Yûgiri, from the series Lasting Impressions of a Late Genji Collection (Genji goshû yojô), Ch. 39

This diptych was published by Ebisuya Shôshichi (Kinshôdô) in 1858, one of 38 diptychs that developed into oban-sized full color prints Kunisada's original illustrations for Tanehiko's “A Fraudulent Murasaki’s Rustic Genji", published over 20 years earlier. The series involves fancy blind printing, printing with silver, mica, and gold, and particularly fine carving of the blocks. The scene involves a night-time escape into the power of story embodied in an elaborate scroll.

Night Murder on a Boat, 1850

I am making slow progress identifying this triptych, and the play it depicts. Likely it portrays the murder of the well-known courtesan Takao on the Sumida River. It may be the murderer is Tanizō, the retainer of daimyo lord Akingo Yorikane, seeking to avert Yorikane's destructive obsession with Takao.

Utagawa Kunisada inherited from his father a ferry service across the Sumida River, and this gave him a guaranteed annual income for most of his life. The resource may also have given him an intuition for the experience of being out on boats; he was able to translate into some wonderful boat imagery. Notice the swooping composition which emphasizes the experience of witnessing foul play out on the water in boats.

The Story of Tokijiro and Urazato (the dance play Akegarasu Hana no Nureginu)

From the kabuki play Akegarasu Yuki Urasato

Bandô Shûka I as Yamanaya Urazato,
Ichimura Uzaemon XIII as the child,
Ichikawa Danjūrō VIII as Kasugaya Tokijirô,
performed at the Ichimura Theater, 1851.
Diptych from the collection of Taylor MacNeil.
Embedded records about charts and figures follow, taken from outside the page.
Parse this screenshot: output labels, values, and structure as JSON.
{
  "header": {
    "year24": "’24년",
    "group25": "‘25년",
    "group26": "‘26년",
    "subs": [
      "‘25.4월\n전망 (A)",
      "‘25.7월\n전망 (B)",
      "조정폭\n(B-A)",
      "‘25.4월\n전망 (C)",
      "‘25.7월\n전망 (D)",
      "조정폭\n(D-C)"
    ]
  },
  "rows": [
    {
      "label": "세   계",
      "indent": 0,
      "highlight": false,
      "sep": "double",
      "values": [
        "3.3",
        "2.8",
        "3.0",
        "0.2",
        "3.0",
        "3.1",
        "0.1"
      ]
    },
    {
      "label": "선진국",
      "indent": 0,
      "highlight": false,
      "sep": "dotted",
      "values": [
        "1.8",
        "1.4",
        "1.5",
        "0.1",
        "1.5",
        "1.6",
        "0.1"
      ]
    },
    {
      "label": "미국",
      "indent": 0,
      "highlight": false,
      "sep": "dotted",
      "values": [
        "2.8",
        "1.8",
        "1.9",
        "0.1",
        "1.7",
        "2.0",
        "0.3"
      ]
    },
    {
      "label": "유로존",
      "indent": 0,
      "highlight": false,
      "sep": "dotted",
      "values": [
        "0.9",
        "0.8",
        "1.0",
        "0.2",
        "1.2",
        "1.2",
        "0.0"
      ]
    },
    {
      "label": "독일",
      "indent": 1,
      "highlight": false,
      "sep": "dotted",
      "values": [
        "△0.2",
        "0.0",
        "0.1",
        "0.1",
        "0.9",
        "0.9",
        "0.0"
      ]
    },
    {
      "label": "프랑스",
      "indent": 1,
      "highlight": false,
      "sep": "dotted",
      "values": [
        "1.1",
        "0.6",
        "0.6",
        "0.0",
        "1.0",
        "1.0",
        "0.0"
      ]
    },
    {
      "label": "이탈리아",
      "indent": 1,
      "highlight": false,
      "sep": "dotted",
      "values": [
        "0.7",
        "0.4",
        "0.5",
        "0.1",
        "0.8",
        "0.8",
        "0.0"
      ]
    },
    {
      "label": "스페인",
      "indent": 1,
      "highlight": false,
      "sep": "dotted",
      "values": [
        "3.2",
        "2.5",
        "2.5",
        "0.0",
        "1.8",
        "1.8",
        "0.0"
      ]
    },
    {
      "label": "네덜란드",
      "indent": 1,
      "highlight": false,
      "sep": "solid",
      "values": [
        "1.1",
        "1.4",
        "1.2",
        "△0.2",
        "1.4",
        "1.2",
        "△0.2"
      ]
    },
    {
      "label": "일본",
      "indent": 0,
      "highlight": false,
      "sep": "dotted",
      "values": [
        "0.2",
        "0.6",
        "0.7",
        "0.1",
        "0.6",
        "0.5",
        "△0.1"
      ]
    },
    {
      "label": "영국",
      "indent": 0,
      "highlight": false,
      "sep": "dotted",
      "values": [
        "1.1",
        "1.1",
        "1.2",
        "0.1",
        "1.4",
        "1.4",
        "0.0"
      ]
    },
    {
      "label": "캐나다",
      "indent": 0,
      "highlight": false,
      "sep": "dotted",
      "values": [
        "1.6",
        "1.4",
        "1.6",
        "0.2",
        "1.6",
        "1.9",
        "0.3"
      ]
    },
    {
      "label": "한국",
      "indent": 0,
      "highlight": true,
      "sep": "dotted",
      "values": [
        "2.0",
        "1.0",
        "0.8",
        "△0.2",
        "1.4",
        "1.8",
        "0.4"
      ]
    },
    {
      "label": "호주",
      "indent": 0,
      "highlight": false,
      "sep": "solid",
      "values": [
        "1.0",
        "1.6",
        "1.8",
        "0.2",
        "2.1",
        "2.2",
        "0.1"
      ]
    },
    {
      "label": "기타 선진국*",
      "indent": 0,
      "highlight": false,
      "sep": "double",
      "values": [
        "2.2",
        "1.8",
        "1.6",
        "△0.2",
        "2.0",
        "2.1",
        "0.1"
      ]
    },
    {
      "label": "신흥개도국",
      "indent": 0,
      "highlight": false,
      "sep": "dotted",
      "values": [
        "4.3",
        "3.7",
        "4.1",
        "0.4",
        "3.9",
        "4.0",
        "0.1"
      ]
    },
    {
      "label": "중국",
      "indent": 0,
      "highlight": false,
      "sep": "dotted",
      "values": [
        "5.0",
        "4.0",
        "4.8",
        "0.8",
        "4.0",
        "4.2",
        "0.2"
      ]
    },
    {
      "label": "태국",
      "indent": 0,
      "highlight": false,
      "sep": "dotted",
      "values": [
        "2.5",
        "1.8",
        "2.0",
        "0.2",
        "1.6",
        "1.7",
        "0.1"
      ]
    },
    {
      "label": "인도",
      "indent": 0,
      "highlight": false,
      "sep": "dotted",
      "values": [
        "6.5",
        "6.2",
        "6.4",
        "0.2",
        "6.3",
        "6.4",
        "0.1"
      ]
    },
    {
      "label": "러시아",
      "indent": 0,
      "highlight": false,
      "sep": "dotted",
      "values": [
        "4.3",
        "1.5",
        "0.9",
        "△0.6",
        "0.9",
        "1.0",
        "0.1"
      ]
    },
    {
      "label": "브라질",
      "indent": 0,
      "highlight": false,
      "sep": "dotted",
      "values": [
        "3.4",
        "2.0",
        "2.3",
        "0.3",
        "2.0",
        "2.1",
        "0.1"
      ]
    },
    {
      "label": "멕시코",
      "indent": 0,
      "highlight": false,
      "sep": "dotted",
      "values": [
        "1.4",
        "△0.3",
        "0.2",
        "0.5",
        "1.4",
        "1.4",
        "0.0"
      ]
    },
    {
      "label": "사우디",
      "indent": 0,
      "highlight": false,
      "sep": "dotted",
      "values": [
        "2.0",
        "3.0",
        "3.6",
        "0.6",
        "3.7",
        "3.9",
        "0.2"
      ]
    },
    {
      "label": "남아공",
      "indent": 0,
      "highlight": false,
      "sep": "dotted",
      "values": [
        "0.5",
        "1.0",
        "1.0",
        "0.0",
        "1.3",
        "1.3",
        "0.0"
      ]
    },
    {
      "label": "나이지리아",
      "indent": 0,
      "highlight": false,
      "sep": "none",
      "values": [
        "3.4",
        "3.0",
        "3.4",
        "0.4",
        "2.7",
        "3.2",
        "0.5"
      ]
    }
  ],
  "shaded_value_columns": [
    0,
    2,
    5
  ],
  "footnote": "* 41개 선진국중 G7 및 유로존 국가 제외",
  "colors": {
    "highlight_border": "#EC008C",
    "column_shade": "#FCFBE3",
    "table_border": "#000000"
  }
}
On a winter afternoon Urazato has been tied up in the back garden of the brothel where she works, punishment for her attempt to meet up with her lover Tokijiro. The diptych portrays the moment Tokijiro climbs the fence and rescues Urazato and their child. Their escape brings little relief. Realizing they have nowhere to flee, they take their own lives in an event of double suicide.

Imoseyama Onna Teikin (Adventures of Eboshiori Motome)

This triptych is beautiful. The balance of colors, lovely reds, pinks, and purples dancing along in delicate patterns before a spacious field of varied blue-green color, feels happy and care-free, like an escape to a fresh spring morning.

This play follows a love triangle between Motome, a disguised Princess Tachibana (sister to the villain, Soga no Iruka, who is attempting to overthrow the Emperor) and Omiwa, who lives next door to where Motome is living (Motome is living in hiding, seeking to avoid apprehension by Soga no Iruka).
The print depicts the 3rd scene of Act IV: “The Spool of Love Travel Dance" (Michiyuki Koi no Odamaki). Danjuro VIII, in the role of Motome, attaches a spool of red thread to Princess Tachibana's kimono to be able to follow her home following a night-time visit. Omiwa, Motome's lover, does the same, attaching a spool of white thread so she can follow Motome. All three end up at the palace of Iruka, and its then that sparks fly. Omiwa loses her life, but gains immortality by supplying blood which, in a convoluted way we can't figure out, allows for the overthrow of Iruka and his grasp on power.